CoStar Study Finds Higher Demand, Rent Prices for Green Buildings
A comparison of similar green (LEED certified or Energy Star labeled) and non-green buildings finds that the greener options are in higher demand, have higher occupancy rates, charge more for rent and sell at higher prices. Read More
Green
buildings that have earned LEED certification or the Energy Star label
have higher occupancy rates as well as higher rents and sale prices
than non-green facilities, according to a study by CoStar Group.

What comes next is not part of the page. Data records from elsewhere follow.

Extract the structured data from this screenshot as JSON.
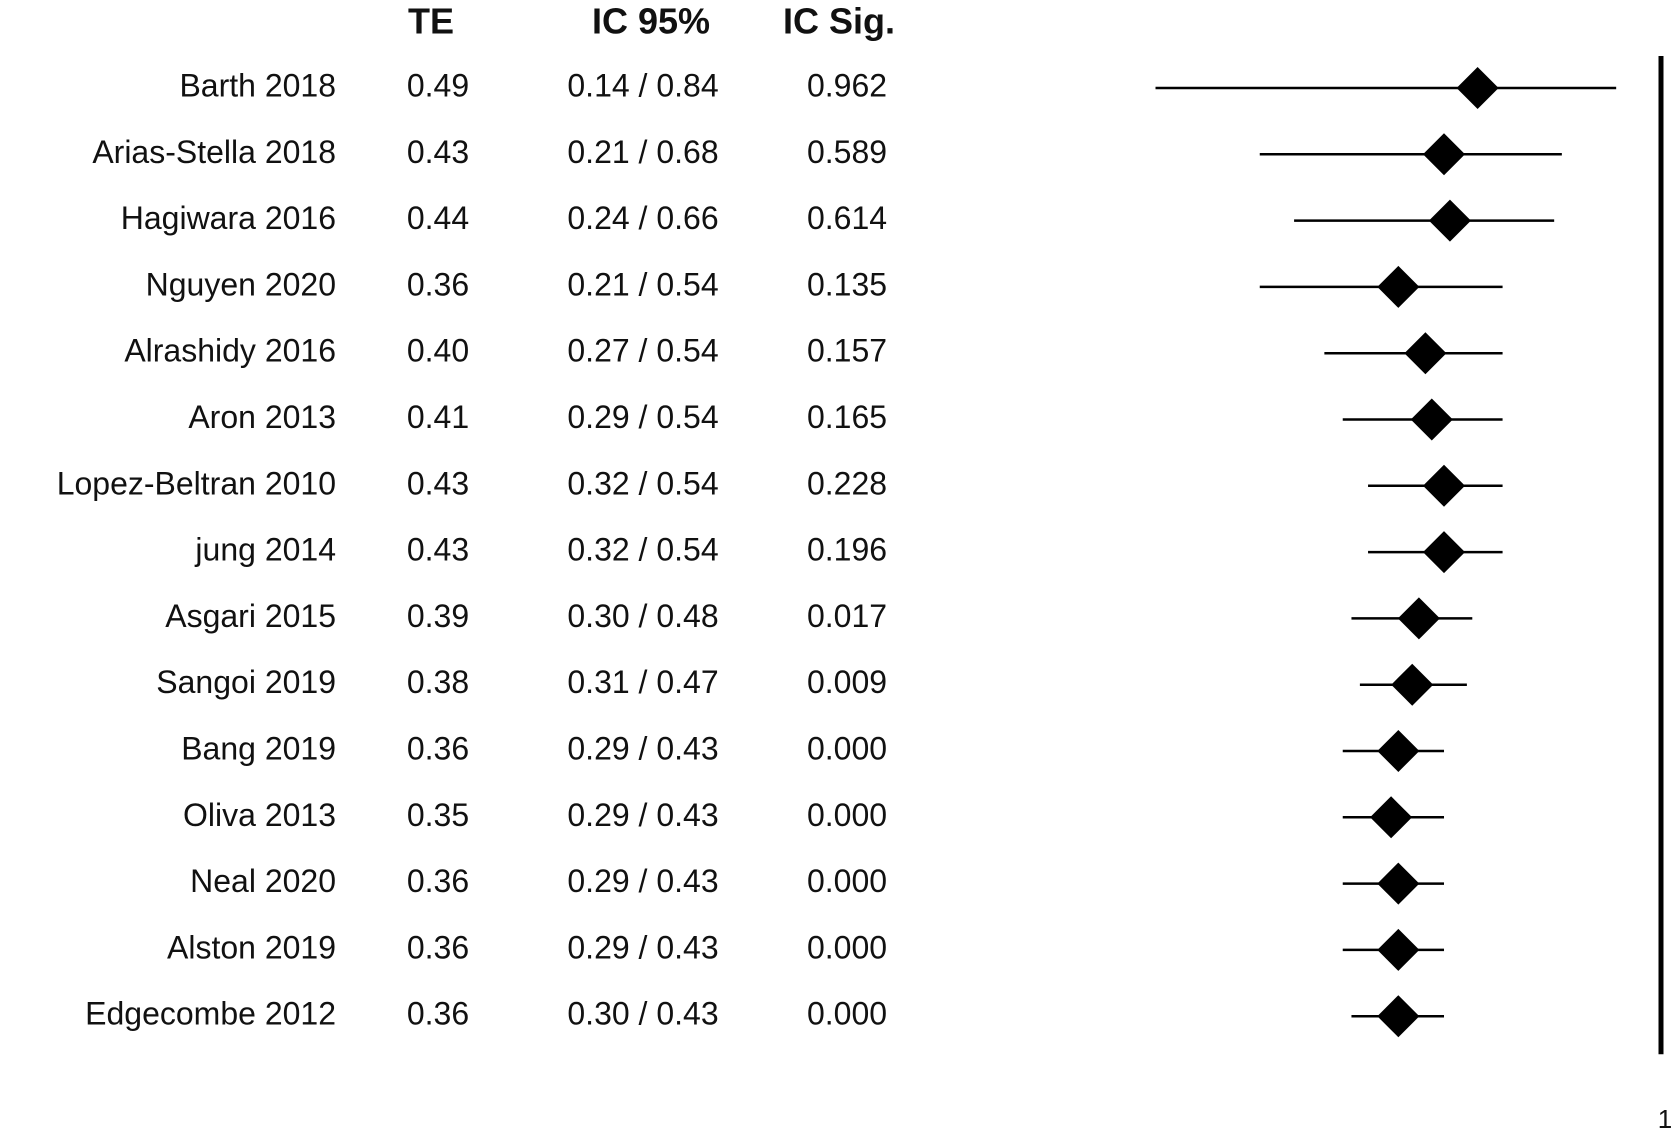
{
  "chart_data": {
    "type": "forest",
    "columns": [
      "TE",
      "IC 95%",
      "IC Sig."
    ],
    "categories": [
      "Barth 2018",
      "Arias-Stella 2018",
      "Hagiwara 2016",
      "Nguyen 2020",
      "Alrashidy 2016",
      "Aron 2013",
      "Lopez-Beltran 2010",
      "jung 2014",
      "Asgari 2015",
      "Sangoi 2019",
      "Bang 2019",
      "Oliva 2013",
      "Neal 2020",
      "Alston 2019",
      "Edgecombe 2012"
    ],
    "values": [
      0.49,
      0.43,
      0.44,
      0.36,
      0.4,
      0.41,
      0.43,
      0.43,
      0.39,
      0.38,
      0.36,
      0.35,
      0.36,
      0.36,
      0.36
    ],
    "value_labels": [
      "0.49",
      "0.43",
      "0.44",
      "0.36",
      "0.40",
      "0.41",
      "0.43",
      "0.43",
      "0.39",
      "0.38",
      "0.36",
      "0.35",
      "0.36",
      "0.36",
      "0.36"
    ],
    "lower": [
      0.14,
      0.21,
      0.24,
      0.21,
      0.27,
      0.29,
      0.32,
      0.32,
      0.3,
      0.31,
      0.29,
      0.29,
      0.29,
      0.29,
      0.3
    ],
    "upper": [
      0.84,
      0.68,
      0.66,
      0.54,
      0.54,
      0.54,
      0.54,
      0.54,
      0.48,
      0.47,
      0.43,
      0.43,
      0.43,
      0.43,
      0.43
    ],
    "ci_labels": [
      "0.14 / 0.84",
      "0.21 / 0.68",
      "0.24 / 0.66",
      "0.21 / 0.54",
      "0.27 / 0.54",
      "0.29 / 0.54",
      "0.32 / 0.54",
      "0.32 / 0.54",
      "0.30 / 0.48",
      "0.31 / 0.47",
      "0.29 / 0.43",
      "0.29 / 0.43",
      "0.29 / 0.43",
      "0.29 / 0.43",
      "0.30 / 0.43"
    ],
    "sig": [
      "0.962",
      "0.589",
      "0.614",
      "0.135",
      "0.157",
      "0.165",
      "0.228",
      "0.196",
      "0.017",
      "0.009",
      "0.000",
      "0.000",
      "0.000",
      "0.000",
      "0.000"
    ],
    "xlim": [
      0.1,
      1
    ],
    "xticks": [
      1
    ],
    "log_scale": true,
    "color": "#000000"
  }
}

LEED-certified buildings have a 3.8 percent higher occupancy rate
and Energy Star buildings have a 3.6 percent higher occupancy rate that
non-LEED and non-Energy Star buildings, respectively, according to the
study.
The study also found LEED buildings have rent premiums of $11.24
per square foot and sell for an average of $171 per square foot more
than non-LEED locations. Energy Star buildings also command higher
rates, although less than LEED buildings. Energy Star buildings were
found to have a $2.38 per square foot premium over comparable
non-Energy Star buildings and sell for an average of $61 per square
foot more than the other buildings.
The study was conducted by Jay Spivey, CoStar’s director of
analytics, and Dr. Norm Miller of the Burnham-Moores Center for Real
Estate at the University of San Diego. They looked at more than 1,300
LEED and Energy Star buildings that represent about 351 million square
feet of the 44 billion square feet of commercial property in CoStar’s
database. The study compared the green buildings with non-green peers
based on size, location, class, tenancy and year-built characteristics.
Part of the reason green buildings command higher rates and sale
prices is their scarcity. Although the number of LEED and Energy Star
buildings is growing, it is not in line with demand, which is much
higher, the study found. The energy efficiency of green buildings is
also a factor in increasing property value, according to the study.